BANDUNG, PANJIRAKYAT: Rencana Presiden Amerika Serikat (AS) Donald Trump untuk merelokasi warga Palestina keluar dari Jalur Gaza dan menjadikan AS penguasa wilayah tersebut, lantas menjadi menuai kecaman keras dari berbagai pihak, termasuk Pelapor Khusus Perserikatan Bangsa-Bangsa (PBB) untuk Palestina, Francesca Albanese.
Francesca Albanese melontarkan pernyataan dalam sebuah konferensi pers yang digelar di Kopenhagen, Denmark, pada Rabu, dengan rencana Trump tersebut adalah sebuah ide yang “tak bermoral,” yang justru dapat memperburuk situasi di kawasan tersebut.
Albanese menegaskan, pemimpin AS tersebut telah melanggar hukum internasional dan merupakan tindakan yang sangat tidak bertanggung jawab.
“Apa yang dia usulkan benar-benar tak masuk akal,” kata Albanese, menambahkan bahwa wacana tersebut merupakan provokasi untuk melakukan pengusiran paksa yang termasuk dalam kategori kejahatan internasional.
Pelapor Khusus PBB ini kemudian mendesak komunitas internasional yang terdiri dari 193 negara berdaulat untuk memberi tanggapan tegas terhadap rencana Amerika Serikat yang mengisolasi.
Ia juga menanggapi anggapan yang berkembang bahwa konflik Palestina bisa diselesaikan dengan insentif ekonomi, yang selama ini sering diusulkan sebagai solusi.
“Sudah sangat lama komunitas internasional menangani isu Palestina sebagai hal yang bisa diselesaikan melalui pembangunan, insentif ekonomi, dan bantuan kemanusiaan,” ujar Albanese.
Namun, ia menegaskan bahwa pembangunan ekonomi bukanlah jawaban atas masalah mendalam yang dihadapi Palestina. “Hak-hak dasar rakyat Palestina tidak boleh dikorbankan,” tegasnya.
Menurut Albanese, perdamaian yang terjalin dengan pembangunan ekonomi hanyalah sebuah fiktif yang mengarah pada penyerahan diri tanpa hasil nyata.

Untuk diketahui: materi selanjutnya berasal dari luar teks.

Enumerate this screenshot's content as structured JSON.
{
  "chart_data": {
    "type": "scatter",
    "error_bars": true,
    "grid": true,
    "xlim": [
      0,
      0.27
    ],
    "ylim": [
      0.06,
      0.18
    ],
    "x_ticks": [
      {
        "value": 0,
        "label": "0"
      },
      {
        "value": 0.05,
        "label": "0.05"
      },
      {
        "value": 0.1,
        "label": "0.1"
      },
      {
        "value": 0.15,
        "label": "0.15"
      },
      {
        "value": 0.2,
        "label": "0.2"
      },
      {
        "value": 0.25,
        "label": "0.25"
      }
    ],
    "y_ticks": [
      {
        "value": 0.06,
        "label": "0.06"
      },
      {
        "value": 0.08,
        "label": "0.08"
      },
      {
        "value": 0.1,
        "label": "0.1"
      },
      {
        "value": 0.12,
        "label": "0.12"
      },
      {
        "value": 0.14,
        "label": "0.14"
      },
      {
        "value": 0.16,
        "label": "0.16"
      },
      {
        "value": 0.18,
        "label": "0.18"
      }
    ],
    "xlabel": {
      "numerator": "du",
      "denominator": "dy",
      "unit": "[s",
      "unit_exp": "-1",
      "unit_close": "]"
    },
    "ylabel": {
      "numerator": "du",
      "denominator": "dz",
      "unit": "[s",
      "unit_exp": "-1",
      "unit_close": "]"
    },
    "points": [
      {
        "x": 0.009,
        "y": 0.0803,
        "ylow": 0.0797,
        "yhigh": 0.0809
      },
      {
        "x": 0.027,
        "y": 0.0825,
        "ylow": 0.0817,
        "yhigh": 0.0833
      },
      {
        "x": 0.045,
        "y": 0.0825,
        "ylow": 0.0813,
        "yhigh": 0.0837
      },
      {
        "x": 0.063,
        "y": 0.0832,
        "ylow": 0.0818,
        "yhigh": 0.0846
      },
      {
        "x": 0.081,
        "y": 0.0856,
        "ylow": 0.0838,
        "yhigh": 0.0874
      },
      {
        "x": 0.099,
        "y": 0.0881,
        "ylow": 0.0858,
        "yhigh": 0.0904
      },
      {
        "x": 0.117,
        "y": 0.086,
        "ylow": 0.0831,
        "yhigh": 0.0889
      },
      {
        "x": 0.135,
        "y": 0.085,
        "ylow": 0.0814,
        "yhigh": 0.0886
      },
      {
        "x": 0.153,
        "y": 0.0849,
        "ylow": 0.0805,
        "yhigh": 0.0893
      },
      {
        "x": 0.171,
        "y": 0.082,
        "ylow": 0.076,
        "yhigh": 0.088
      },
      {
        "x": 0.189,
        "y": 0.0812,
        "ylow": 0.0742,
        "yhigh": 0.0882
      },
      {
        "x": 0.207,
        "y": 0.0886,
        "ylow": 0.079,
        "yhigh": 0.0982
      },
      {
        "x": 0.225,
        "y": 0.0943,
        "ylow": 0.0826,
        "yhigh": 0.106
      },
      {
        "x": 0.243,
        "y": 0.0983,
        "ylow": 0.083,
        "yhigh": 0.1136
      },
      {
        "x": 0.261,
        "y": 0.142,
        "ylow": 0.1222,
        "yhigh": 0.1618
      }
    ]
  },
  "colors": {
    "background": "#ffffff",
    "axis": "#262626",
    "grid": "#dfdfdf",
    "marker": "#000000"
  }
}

“Satu-satunya cara untuk menghentikan kekerasan adalah dengan memberikan peluang untuk perdamaian melalui kebebasan,” katanya, menekankan pentingnya penghormatan terhadap hak-hak dasar warga Palestina.
Sebelumnya, Presiden Trump mengungkapkan, rencananya untuk mengambil alih Jalur Gaza dan merelokasi warga Palestina ke luar wilayah tersebut.
Dalam sebuah konferensi pers bersama dengan Perdana Menteri Israel, Benjamin Netanyahu, Trump mengungkapkan, AS akan mengambil alih Gaza, “melucuti semua bom aktif dan senjata-senjata lainnya, meratakan wilayah itu, dan membersihkan gedung-gedung yang hancur.”
Trump juga berjanji, akan mengembakan ekonomi Gaza dengan menyediakan lapangan pekerjaan yang tak terbatas dan perumahan bagi warga Palestina yang direlokasi.
Dalam visinya, setelah warga Palestina dipindahkan, AS akan melakukan pembangunan ulang Gaza dan mengubah wilayah tersebut menjadi sebuah “Riviera di Timur Tengah.”
Namun, rencana Trump ini menuai kecaman luas dari berbagai negara. Pemimpin negara-negara seperti Turki, Yordania, dan Mesir, serta negara-negara Eropa seperti Inggris, Prancis, dan Jerman, menyatakan ketidaksetujuannya terhadap rencana ini, yang mereka anggap sebagai langkah yang akan memperburuk ketegangan di kawasan tersebut.
Rencana relokasi yang diusulkan Trump ini mengundang perdebatan keras dan menambah panjang ketegangan internasional terkait masalah Palestina yang belum menemukan solusi pasti.